Maroulis’ comeback story hit a crossroads at the Olympic trials in April 2021, where the winner of a best-of-three finals series in each weight class made Team USA.

Maroulis won the opening match against Jenna Burkert, but then lost the second match. Statistically, a wrestler who loses the second match in a best-of-three series usually loses the third. But Maroulis pinned Burkert just 22 seconds into the rubber match to clinch the Olympic spot.

Shen then revealed that she tore an MCL two weeks earlier.

“They told me I would have to be in a brace for six weeks,” she said then. “I said, ‘I don’t have that. I have two and a half.’”

Maroulis said she later asked the director what would have happened if she didn’t make the team for Tokyo. She was told the film still have been done.

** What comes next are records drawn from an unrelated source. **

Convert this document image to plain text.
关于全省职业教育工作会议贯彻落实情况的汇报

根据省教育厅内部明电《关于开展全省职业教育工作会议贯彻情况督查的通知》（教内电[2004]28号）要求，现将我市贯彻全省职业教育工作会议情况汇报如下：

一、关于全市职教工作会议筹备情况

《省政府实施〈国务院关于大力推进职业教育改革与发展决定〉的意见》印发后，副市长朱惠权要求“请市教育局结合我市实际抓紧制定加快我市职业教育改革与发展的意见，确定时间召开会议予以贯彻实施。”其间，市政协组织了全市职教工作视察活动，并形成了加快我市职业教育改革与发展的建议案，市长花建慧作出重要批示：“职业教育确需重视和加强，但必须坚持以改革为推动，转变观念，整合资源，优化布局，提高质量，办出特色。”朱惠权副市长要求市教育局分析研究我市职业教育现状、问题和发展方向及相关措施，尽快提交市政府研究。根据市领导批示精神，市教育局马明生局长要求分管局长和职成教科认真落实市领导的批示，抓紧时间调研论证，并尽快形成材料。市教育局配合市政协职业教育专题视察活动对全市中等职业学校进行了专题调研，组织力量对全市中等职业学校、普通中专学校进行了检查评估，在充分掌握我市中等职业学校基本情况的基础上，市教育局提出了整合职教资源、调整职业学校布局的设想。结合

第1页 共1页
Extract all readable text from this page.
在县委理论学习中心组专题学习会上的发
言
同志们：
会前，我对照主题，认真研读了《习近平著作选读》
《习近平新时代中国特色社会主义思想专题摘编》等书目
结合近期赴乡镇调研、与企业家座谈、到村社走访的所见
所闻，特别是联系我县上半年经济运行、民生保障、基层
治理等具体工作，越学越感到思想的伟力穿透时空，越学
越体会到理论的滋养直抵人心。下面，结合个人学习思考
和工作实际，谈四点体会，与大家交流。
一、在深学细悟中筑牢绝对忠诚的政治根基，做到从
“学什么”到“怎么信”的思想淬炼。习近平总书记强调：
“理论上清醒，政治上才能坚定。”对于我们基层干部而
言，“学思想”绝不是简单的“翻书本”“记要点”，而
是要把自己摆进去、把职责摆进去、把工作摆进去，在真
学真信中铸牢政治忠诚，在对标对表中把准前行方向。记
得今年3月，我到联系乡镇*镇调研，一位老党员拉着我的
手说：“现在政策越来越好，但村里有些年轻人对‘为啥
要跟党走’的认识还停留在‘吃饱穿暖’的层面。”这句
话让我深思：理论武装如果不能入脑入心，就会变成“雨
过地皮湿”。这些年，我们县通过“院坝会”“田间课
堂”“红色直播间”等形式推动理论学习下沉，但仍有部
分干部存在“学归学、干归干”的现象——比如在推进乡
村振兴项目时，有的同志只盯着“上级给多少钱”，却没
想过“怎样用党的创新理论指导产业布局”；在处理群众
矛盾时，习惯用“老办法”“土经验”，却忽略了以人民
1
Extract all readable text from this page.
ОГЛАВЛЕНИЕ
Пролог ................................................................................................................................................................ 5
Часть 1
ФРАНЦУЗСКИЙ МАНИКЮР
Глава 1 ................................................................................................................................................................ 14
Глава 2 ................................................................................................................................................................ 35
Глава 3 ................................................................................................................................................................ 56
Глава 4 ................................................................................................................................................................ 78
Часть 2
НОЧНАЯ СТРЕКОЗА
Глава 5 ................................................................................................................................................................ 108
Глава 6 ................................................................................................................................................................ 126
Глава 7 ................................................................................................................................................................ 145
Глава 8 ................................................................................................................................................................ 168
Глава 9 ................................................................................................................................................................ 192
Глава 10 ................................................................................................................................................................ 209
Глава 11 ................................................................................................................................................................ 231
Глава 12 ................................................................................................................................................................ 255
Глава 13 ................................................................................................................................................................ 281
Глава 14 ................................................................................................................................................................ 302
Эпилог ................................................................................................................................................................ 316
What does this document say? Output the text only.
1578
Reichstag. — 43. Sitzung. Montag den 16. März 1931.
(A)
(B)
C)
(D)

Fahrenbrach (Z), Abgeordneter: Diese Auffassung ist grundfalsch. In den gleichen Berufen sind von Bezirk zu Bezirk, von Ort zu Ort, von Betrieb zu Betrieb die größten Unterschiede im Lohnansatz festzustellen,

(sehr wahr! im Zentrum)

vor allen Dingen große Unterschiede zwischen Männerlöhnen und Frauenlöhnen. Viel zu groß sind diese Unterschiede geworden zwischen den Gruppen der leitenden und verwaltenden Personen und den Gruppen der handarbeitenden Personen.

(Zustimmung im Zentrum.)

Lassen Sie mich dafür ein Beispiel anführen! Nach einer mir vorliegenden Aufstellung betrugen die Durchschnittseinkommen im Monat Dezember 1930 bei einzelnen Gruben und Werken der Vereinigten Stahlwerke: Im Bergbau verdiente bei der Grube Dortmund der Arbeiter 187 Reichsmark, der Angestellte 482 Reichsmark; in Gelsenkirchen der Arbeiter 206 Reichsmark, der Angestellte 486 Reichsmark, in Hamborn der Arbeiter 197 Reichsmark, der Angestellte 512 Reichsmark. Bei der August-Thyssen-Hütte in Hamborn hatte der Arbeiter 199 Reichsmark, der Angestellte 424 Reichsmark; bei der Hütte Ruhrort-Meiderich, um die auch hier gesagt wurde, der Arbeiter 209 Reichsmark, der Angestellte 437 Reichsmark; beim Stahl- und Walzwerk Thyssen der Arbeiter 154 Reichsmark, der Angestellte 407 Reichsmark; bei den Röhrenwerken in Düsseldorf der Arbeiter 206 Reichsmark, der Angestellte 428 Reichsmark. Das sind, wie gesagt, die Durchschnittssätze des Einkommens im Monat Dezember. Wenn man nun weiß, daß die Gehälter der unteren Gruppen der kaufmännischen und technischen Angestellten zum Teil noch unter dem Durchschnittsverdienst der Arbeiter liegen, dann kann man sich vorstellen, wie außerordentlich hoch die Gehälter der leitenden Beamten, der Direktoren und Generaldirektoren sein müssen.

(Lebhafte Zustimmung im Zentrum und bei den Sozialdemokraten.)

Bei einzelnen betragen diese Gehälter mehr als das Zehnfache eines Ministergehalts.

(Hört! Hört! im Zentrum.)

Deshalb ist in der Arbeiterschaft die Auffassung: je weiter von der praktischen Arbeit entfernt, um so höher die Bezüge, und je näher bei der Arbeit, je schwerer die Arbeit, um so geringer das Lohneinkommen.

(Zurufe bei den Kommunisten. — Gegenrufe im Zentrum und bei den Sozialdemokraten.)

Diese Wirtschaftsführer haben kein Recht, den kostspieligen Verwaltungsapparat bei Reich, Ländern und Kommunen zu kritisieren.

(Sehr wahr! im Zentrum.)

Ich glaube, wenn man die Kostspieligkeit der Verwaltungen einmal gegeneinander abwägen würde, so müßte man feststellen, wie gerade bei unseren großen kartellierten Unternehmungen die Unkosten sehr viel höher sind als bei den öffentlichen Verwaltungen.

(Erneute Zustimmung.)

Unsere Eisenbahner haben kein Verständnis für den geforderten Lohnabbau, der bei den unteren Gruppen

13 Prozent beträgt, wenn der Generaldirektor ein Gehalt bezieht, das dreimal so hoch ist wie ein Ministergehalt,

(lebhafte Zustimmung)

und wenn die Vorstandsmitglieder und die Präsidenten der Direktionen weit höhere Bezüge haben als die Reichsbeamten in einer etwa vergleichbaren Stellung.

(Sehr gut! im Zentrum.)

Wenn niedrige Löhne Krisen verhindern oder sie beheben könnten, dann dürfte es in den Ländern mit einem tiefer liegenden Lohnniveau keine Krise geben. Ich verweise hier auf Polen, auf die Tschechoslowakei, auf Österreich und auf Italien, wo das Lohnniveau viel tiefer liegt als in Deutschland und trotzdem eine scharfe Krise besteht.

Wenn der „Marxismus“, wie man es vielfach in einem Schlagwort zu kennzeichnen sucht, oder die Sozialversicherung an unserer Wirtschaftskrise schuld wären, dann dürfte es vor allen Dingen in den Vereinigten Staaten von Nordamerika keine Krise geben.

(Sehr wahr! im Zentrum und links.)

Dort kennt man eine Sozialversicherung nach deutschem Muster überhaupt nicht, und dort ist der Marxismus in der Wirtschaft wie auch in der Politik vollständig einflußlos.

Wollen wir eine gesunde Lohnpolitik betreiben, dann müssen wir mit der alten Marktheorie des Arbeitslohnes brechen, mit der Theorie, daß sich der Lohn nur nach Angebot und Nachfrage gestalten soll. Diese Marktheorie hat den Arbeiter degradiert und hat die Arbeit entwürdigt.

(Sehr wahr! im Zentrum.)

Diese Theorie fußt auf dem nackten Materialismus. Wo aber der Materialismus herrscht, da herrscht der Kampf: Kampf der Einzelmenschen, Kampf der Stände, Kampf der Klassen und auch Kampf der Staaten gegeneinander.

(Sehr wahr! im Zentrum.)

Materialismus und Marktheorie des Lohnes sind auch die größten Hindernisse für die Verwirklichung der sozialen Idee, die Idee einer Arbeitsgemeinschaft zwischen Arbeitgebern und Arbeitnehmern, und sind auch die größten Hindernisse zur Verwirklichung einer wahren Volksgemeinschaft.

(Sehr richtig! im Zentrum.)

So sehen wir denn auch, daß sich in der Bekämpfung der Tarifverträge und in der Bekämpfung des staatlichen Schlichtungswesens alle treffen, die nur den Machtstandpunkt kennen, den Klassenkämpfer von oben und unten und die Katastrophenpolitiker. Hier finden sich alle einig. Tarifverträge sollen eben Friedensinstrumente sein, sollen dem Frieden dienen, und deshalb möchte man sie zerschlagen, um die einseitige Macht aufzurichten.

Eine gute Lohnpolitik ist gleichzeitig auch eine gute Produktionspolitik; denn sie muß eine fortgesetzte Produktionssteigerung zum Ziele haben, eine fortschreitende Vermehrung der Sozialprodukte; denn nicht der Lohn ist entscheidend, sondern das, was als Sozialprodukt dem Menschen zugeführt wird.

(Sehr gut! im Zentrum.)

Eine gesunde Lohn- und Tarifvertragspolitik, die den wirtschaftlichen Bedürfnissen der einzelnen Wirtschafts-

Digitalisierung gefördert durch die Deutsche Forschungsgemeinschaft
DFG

“He had mentioned this isn’t about a sports story or sports comeback story,” Maroulis said. “This is about a human story. And we’re using wrestling as the vehicle to tell this story of overcoming and healing and rediscovering oneself.”

Maroulis said she was told that, during filming, the project was pitched to the production company of actor Chris Pratt, who wrestled in high school in Washington. Pratt signed on as a producer.

“Wrestling has made an impact on his life, and so he wants to support these kinds of stories,” said Maroulis, who appeared at last month’s Santa Barbara Film Festival with Pratt.

Pratt said he knew about Maroulis before learning about the film, which he said “needed a little help to get it over the finish line,” according to a public relations company promoting the film.

The film also highlights the rest of the six-woman U.S. Olympic wrestling team in Tokyo. Four of the six won a medal, including Tamyra Mensah-Stock‘s gold.

“I was excited to be part of, not just (Maroulis’) incredible story, but also helping to further advance wrestling and, in particular, female wrestling,” Pratt said, according to responses provided by the PR company from submitted questions. “To me, the most compelling part of Helen’s story is the example of what life looks like after a person wins a gold medal. The inevitable comedown, the trauma around her injuries, the PTSD, the drive to continue that is what makes her who she is.”

Maroulis, who now trains in Arizona, hopes to qualify for this year’s world championships and next year’s Olympics.

“I try to treat every Games as my last,” she said. “Now I’m leaning toward being done [after 2024], but never say never.”